Joshua Michael VanMeter (born March 10, 1995) is an American former professional baseball left fielder and infielder. He played in Major League Baseball (MLB) for the Cincinnati Reds, Arizona Diamondbacks, and Pittsburgh Pirates.

==Career==
===San Diego Padres===
VanMeter graduated from Norwell High School and was selected by the San Diego Padres in the 5th round of the 2013 Major League Baseball draft. He signed with the Padres, forgoing his commitment to play college baseball at Illinois State University. He spent 2013 with the Arizona League Padres where he slashed .278/.378/.348 with ten RBIs in 44 games. In 2014, he played for the Fort Wayne TinCaps where he batted .254 with three home runs and 39 RBIs in 116 games, and in 2015, he returned to Fort Wayne but played in only 25 games due to injury. He spent 2016 with both the Lake Elsinore Storm and San Antonio Missions and compiled a combined .251 batting average with 14 home runs and 56 RBIs in 124 total games between the two teams.

===Cincinnati Reds===
On December 9, 2016, VanMeter was traded to the Cincinnati Reds as the player to be named later for Luis Torrens. The Reds assigned him to the Pensacola Blue Wahoos and he spent the whole 2017 season there, batting .255/.326/.352 with five home runs, 54 RBIs and 15 stolen bases in 132 games. VanMeter spent 2018 with both Pensacola and the Louisville Bats, slashing a combined .260/.337/.454 with 12 home runs and 59 RBIs in 128 total games between both teams. He returned to Louisville to begin 2019.

On May 5, 2019, VanMeter was promoted to the major leagues for the first time, and made his major league debut against the San Francisco Giants. On July 20, against the St. Louis Cardinals, he hit his first major league home run.

===Arizona Diamondbacks===
On August 31, 2020, VanMeter was traded alongside Stuart Fairchild in a deal with the Arizona Diamondbacks for Archie Bradley. In 12 games with the Diamondbacks, VanMeter slashed .194/.294/.333 with 1 home run and 5 RBI.

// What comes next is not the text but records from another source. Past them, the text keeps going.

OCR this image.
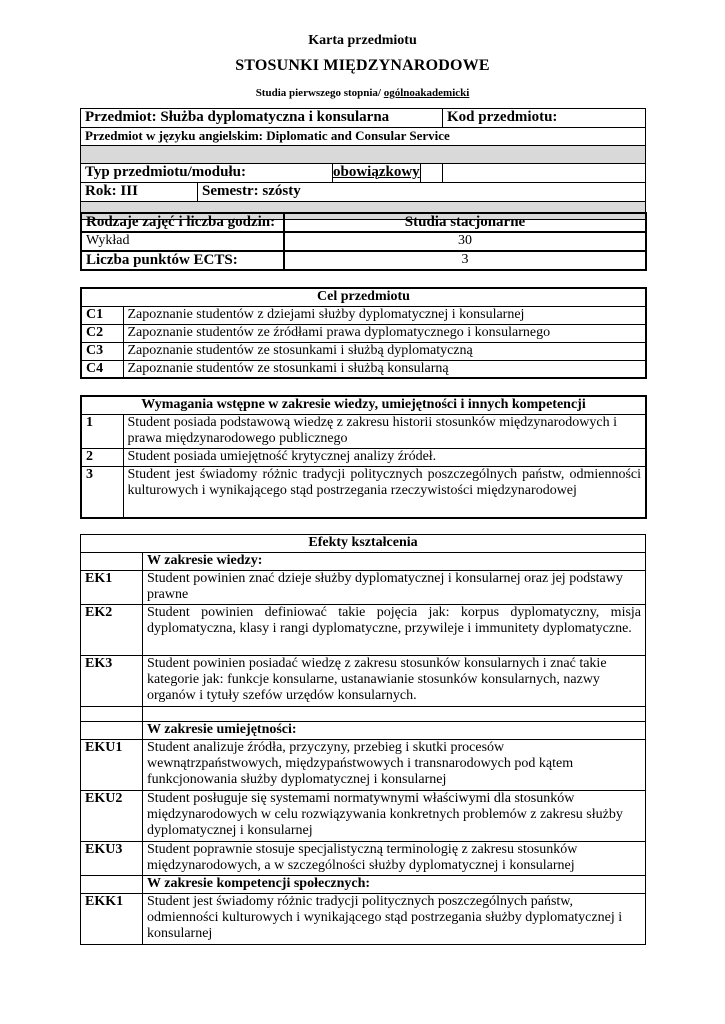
Karta przedmiotu
STOSUNKI MIĘDZYNARODOWE
Studia pierwszego stopnia/ ogólnoakademicki
Przedmiot: Służba dyplomatyczna i konsularna				Kod przedmiotu:
Przedmiot w języku angielskim: Diplomatic and Consular Service				

Typ przedmiotu/modułu:		obowiązkowy		
Rok: III	Semestr: szósty			

Rodzaje zajęć i liczba godzin:	Studia stacjonarne
Wykład	30
Liczba punktów ECTS:	3
Cel przedmiotu	
C1	Zapoznanie studentów z dziejami służby dyplomatycznej i konsularnej
C2	Zapoznanie studentów ze źródłami prawa dyplomatycznego i konsularnego
C3	Zapoznanie studentów ze stosunkami i służbą dyplomatyczną
C4	Zapoznanie studentów ze stosunkami i służbą konsularną
Wymagania wstępne w zakresie wiedzy, umiejętności i innych kompetencji	
1	Student posiada podstawową wiedzę z zakresu historii stosunków międzynarodowych i prawa międzynarodowego publicznego
2	Student posiada umiejętność krytycznej analizy źródeł.
3	Student jest świadomy różnic tradycji politycznych poszczególnych państw, odmienności kulturowych i wynikającego stąd postrzegania rzeczywistości międzynarodowej
Efekty kształcenia	
	W zakresie wiedzy:
EK1	Student powinien znać dzieje służby dyplomatycznej i konsularnej oraz jej podstawy prawne
EK2	Student powinien definiować takie pojęcia jak: korpus dyplomatyczny, misja dyplomatyczna, klasy i rangi dyplomatyczne, przywileje i immunitety dyplomatyczne.
EK3	Student powinien posiadać wiedzę z zakresu stosunków konsularnych i znać takie kategorie jak: funkcje konsularne, ustanawianie stosunków konsularnych, nazwy organów i tytuły szefów urzędów konsularnych.

	W zakresie umiejętności:
EKU1	Student analizuje źródła, przyczyny, przebieg i skutki procesów wewnątrzpaństwowych, międzypaństwowych i transnarodowych pod kątem funkcjonowania służby dyplomatycznej i konsularnej
EKU2	Student posługuje się systemami normatywnymi właściwymi dla stosunków międzynarodowych w celu rozwiązywania konkretnych problemów z zakresu służby dyplomatycznej i konsularnej
EKU3	Student poprawnie stosuje specjalistyczną terminologię z zakresu stosunków międzynarodowych, a w szczególności służby dyplomatycznej i konsularnej
	W zakresie kompetencji społecznych:
EKK1	Student jest świadomy różnic tradycji politycznych poszczególnych państw, odmienności kulturowych i wynikającego stąd postrzegania służby dyplomatycznej i konsularnej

In 2021, VanMeter batted .212/.297/.354 with 6 home runs and 36 RBIs in 112 games. He was designated for assignment on March 27, 2022.

===Pittsburgh Pirates===
On March 31, 2022, VanMeter was traded to the Pittsburgh Pirates in exchange for Listher Sosa. On May 7, in a game against the Cincinnati Reds, VanMeter was used as an emergency catcher for the final inning of the 9–2 loss. He was forced into action after Roberto Pérez suffered a season-ending hamstring injury and Andrew Knapp was given his first career ejection after arguing a check swing call. On May 22, in a blowout loss against the St. Louis Cardinals, VanMeter pitched the ninth inning for the team, allowing four hits and five runs, including a pair of home runs.

On September 6, VanMeter was designated for assignment. He cleared waivers and was sent outright to the Triple–A Indianapolis Indians on September 10. In 67 games for Pittsburgh, batted .187 with 3 home runs and 14 RBI. VanMeter elected free agency following the season on October 6.

===Milwaukee Brewers===
On January 9, 2023, VanMeter signed a minor league deal with the Milwaukee Brewers. In 46 games for the Triple-A Nashville Sounds, he batted .199/.400/.362 with 6 home runs and 20 RBI. On September 24, following multiple stints on the injured list, VanMeter was released by the Brewers organization.

===New York Yankees===
On January 17, 2024, VanMeter signed a minor league contract with the New York Yankees. In 59 games for the Triple–A Scranton/Wilkes-Barre RailRiders, he hit .177/.335/.293 with three home runs, 27 RBI, and five stolen bases. VanMeter was released by the Yankees organization on August 12.

VanMeter announced his retirement from professional baseball via his X page on January 20, 2025.